なお、iDeCoで課税所得が下がると、翌年度の住民税が下がり、結果として保育料や各種制度の判定に好影響が出る場合もあります。控除の波及効果は意外と広いんです。
iDeCoと他の制度の組み合わせ方
iDeCoは単体で考えるより、家計全体の設計に組み込むと効果が分かりやすくなります。
- 先取り貯蓄の一部として:給与日に自動で拠出されるiDeCoは、究極の先取り貯蓄です。収入の10%を貯める法則:無理なく実践できる貯蓄ルールの「10%」の一部をiDeCoに割り当てると、貯蓄と節税が同時に進みます。
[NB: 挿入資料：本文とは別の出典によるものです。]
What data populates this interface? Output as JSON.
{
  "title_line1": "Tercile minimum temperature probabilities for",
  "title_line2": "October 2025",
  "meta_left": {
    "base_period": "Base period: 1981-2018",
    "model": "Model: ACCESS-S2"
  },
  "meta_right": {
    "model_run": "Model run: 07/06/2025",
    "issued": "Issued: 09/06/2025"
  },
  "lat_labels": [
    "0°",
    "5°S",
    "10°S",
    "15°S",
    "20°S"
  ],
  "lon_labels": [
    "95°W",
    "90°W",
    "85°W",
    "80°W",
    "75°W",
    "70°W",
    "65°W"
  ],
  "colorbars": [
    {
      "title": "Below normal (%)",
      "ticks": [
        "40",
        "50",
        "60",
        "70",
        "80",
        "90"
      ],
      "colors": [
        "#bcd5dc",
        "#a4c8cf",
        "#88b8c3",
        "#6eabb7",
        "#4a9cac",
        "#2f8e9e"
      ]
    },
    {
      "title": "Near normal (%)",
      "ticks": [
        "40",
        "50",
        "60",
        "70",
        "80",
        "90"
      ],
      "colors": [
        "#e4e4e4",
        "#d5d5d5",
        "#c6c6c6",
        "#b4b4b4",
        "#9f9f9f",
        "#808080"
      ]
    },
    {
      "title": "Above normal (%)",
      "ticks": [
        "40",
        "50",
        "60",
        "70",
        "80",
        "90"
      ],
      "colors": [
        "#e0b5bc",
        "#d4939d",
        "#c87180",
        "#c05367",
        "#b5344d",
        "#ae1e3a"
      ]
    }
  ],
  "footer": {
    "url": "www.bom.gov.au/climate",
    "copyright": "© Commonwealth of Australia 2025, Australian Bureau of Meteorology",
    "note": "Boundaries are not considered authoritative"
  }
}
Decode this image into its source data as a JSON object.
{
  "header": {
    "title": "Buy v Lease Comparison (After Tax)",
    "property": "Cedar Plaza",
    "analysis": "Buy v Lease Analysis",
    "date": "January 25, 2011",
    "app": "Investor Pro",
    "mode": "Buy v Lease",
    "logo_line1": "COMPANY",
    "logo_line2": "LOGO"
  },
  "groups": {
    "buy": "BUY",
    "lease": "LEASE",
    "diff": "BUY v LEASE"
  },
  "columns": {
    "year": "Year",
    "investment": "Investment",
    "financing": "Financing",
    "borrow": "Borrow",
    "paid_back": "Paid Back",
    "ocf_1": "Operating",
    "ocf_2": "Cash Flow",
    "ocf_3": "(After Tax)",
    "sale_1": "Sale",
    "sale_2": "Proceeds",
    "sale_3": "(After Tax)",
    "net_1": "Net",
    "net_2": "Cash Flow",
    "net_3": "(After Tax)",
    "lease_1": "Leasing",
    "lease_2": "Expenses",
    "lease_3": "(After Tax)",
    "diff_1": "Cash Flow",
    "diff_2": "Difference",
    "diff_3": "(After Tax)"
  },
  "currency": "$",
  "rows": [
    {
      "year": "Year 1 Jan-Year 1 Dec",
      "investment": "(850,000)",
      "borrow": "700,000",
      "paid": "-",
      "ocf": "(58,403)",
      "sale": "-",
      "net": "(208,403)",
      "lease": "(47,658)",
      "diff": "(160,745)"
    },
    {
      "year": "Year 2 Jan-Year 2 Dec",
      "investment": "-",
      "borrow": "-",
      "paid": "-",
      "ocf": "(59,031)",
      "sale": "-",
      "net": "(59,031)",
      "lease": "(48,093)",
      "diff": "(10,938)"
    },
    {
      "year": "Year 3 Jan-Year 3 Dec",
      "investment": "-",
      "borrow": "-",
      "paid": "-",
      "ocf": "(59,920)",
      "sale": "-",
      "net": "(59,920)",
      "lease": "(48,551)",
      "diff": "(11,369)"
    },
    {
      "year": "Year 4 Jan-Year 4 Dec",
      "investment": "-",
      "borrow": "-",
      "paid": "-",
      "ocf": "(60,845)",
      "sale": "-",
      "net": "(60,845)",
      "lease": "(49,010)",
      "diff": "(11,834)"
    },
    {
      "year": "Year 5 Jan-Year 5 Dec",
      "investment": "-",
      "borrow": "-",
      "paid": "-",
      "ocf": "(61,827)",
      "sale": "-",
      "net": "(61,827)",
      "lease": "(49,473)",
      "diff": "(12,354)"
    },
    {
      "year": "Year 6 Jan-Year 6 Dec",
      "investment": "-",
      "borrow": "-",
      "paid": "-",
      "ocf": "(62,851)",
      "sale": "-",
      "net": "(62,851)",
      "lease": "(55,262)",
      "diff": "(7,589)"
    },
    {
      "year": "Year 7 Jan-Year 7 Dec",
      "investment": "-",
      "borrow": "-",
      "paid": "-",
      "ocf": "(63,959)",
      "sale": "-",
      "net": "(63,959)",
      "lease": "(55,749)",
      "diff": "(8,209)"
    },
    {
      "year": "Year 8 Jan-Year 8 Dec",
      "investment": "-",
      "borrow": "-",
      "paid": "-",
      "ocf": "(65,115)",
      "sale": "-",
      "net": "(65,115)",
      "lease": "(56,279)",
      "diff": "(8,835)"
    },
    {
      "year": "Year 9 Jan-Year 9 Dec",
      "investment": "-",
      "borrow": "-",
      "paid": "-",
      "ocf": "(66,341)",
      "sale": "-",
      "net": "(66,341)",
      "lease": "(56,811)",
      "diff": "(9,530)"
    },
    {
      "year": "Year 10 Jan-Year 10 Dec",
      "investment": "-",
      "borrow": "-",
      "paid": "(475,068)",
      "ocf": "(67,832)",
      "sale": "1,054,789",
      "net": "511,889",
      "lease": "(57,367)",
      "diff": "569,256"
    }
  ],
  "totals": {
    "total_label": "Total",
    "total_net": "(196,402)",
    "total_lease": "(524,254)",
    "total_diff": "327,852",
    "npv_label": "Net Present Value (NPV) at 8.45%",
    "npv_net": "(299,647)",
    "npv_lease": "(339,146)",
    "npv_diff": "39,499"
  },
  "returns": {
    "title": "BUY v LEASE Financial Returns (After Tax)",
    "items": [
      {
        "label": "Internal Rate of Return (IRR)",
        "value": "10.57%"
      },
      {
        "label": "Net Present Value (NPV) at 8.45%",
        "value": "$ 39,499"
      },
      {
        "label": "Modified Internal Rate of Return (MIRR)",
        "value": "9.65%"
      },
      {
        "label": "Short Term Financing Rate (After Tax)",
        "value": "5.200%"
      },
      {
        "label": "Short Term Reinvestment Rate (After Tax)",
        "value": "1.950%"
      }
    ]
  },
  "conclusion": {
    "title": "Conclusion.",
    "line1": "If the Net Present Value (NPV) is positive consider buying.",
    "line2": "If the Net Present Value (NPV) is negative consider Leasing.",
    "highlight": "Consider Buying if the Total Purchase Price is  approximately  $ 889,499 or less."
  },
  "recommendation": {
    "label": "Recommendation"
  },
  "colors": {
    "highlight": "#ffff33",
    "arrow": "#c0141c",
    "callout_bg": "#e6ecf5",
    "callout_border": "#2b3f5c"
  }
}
- 老後資金の柱として:「老後2,000万円」という言葉に漠然と不安を感じている方は、老後資金2000万円問題の現実的な向き合い方とあわせて、iDeCo+NISAでの積み立て計画を数字に落とし込んでみてください。
- 若いうちからの複利効果:20代・30代なら拠出期間が30年以上取れるため、節税の累積額も運用期間も最大化できます。20代からの資産形成:10年で1,000万円を目指すロードマップで全体像をつかむのがおすすめです。
まとめ:早見表で「自分の数字」をつかんだら、あとは仕組みに乗せるだけ
要点を整理します。
- iDeCoの掛金は全額所得控除。節税額の目安は「年間掛金 ×(所得税率+住民税率10%)」
- 節税額は年収(課税所得)で決まる。年収500万円・月2.3万円拠出なら年約5.5万円が目安
- 掛金上限は働き方で異なる。限度額引き上げの改正も進行中なので最新情報を確認
- 60歳まで引き出せない・手数料がかかる・受取時の設計が必要、という制約も忘れずに
- 控除は年末調整か確定申告で申請して初めて適用される
本記事の数字は2026年6月時点の制度に基づく目安です。最新の制度内容は国税庁や各金融機関の公式情報で必ず確認してください。
今日やる最初の一歩はこれだけ:手元に源泉徴収票を用意して、「給与所得控除後の金額 − 所得控除の額の合計額」を計算し、自分の課税所得と税率を確認してみましょう。早見表のどの行が自分なのか分かれば、iDeCoはもう「よく分からない制度」ではなくなります。